The allegations contained in the amended complaint filed on September 24, 1962, and the second amended complaint, supra, are not so clear and unequivocal as to show that this case should have been brought under the workmen’s compensation statute, state or federal, rather than under the wrongful death statute. Furthermore, the trial court permitted the third amended complaint to be lodged and in its final order of dismissal and denial of reinstatement says that it “considered” the amended pleading so lodged. That pleading specifically states that the actions were brought under the wrongful death statute and that the decedents were guest passengers on the defendant’s airplane. The defendant never filed an answer to the third amended complaint nor did it ever produce any evidence, affidavits or depositions in opposition to the allegations of that pleading.

In short, it does not appear to a certainty that the plaintiff was entitled to no relief under any state of facts which could be proved in support of his claim, and therefore it was error for the court to dismiss the action on the basis of failure to state a claim under which relief can be granted.[fn8] The final order of dismissal and refusal to reinstate is reversed and set aside and the two causes are remanded to the superior court with directions to proceed in conformity with this opinion.
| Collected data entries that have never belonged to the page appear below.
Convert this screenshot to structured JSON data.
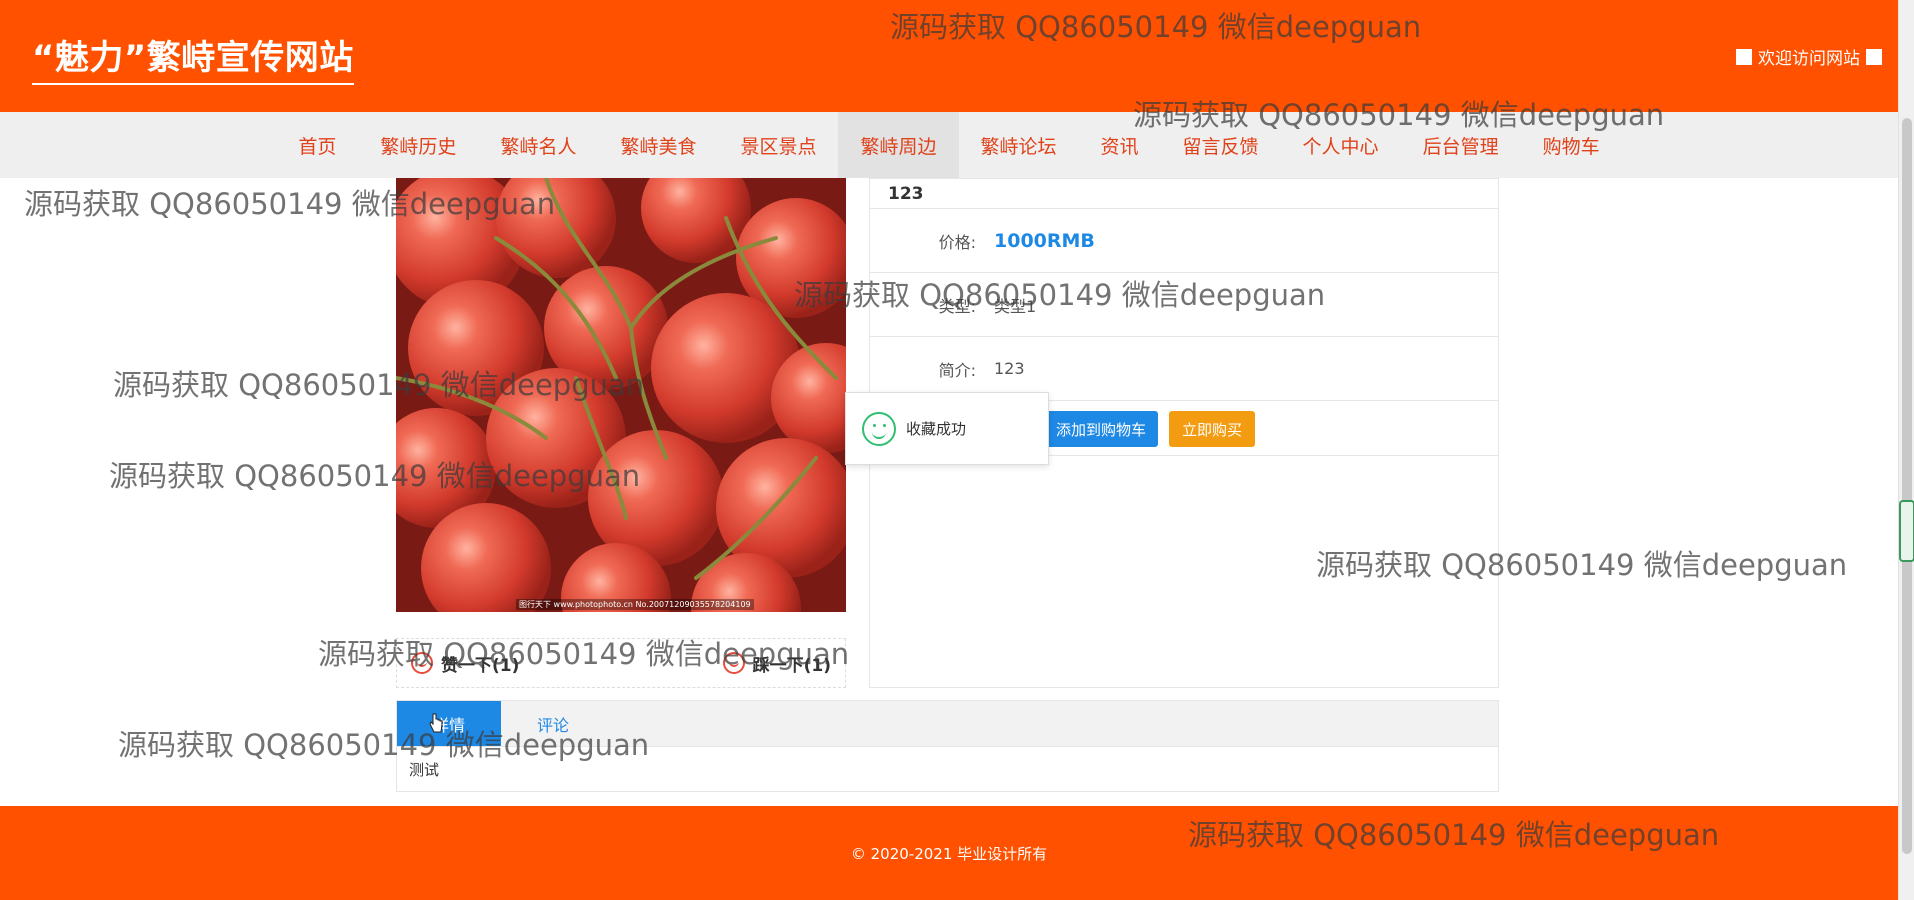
{
  "header": {
    "site_title": "“魅力”繁峙宣传网站",
    "welcome_text": "欢迎访问网站"
  },
  "nav": {
    "items": [
      {
        "label": "首页"
      },
      {
        "label": "繁峙历史"
      },
      {
        "label": "繁峙名人"
      },
      {
        "label": "繁峙美食"
      },
      {
        "label": "景区景点"
      },
      {
        "label": "繁峙周边"
      },
      {
        "label": "繁峙论坛"
      },
      {
        "label": "资讯"
      },
      {
        "label": "留言反馈"
      },
      {
        "label": "个人中心"
      },
      {
        "label": "后台管理"
      },
      {
        "label": "购物车"
      }
    ],
    "active_index": 5
  },
  "product": {
    "image_icon": "cherries-photo",
    "image_caption": "图行天下 www.photophoto.cn No.20071209035578204109",
    "name": "123",
    "price_label": "价格:",
    "price_value": "1000RMB",
    "type_label": "类型:",
    "type_value": "类型1",
    "intro_label": "简介:",
    "intro_value": "123",
    "add_to_cart": "添加到购物车",
    "buy_now": "立即购买"
  },
  "votes": {
    "like": "赞一下(1)",
    "dislike": "踩一下(1)"
  },
  "toast": {
    "text": "收藏成功",
    "icon": "smile-icon"
  },
  "tabs": {
    "items": [
      {
        "label": "详情"
      },
      {
        "label": "评论"
      }
    ],
    "active_index": 0,
    "content": "测试"
  },
  "footer": {
    "text": "© 2020-2021 毕业设计所有"
  },
  "watermark": {
    "text": "源码获取 QQ86050149 微信deepguan"
  },
  "colors": {
    "brand": "#ff5100",
    "accent_blue": "#1e88e5",
    "buy_orange": "#f39c12",
    "success_green": "#2fbf71"
  }
}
[fn1] Although each administrator commenced suit by filing his own separate complaint, the two cases were later consolidated by order of the court on its own motion as permitted by Civil Rule 42(a).

[fn2] Statehood did not come to Alaska until January 3, 1959.

[fn3] The pretrial order was signed by Judge Rabinowitz, who disqualified himself, however, from hearing any matter pertaining to the merits of the consolidated causes.

[fn4] The defendant was of the opinion that whether or not the plaintiffs were paid for their time spent in travel status was immaterial and stated: “The theory appears to be that by providing transportation in its own conveyances the employer has expanded the range of employment, and that the conveyance is in a sense an ambulatory portion of the employer’s premises.” [Citing 1 Larson, Workmen’s Compensation, §§ 15.14, 17.00, 17.10.]

[fn5] Along with their third amended complaint the plaintiffs served and filed a memorandum brief in which they contended that the decedents were not employed by any employing entity at the time of their deaths; that, as alleged in the complaints, the plane “was operated in violation of C.A.A. regulations”; that the doctrine of res ipsa loquitur applied to the facts of the case and that the original complaint and the amended complaint were brought under the Alaska Wrongful Death Act as amended by chapter 153, S.L.A. 1955.

[fn6] 42 U.S.C.A. §§ 1651-1654 (1957).

[fn7] AS 23.30.005 through 23.30.270 (S.L.A. 1959, ch. 193 as amended by S.L.A. 1962, chs. 1, 9, 42 and 148).

[fn8] See 2 Moore, Federal Practice § 12.08, at 2245 (2d ed. 1964), and the cases there cited.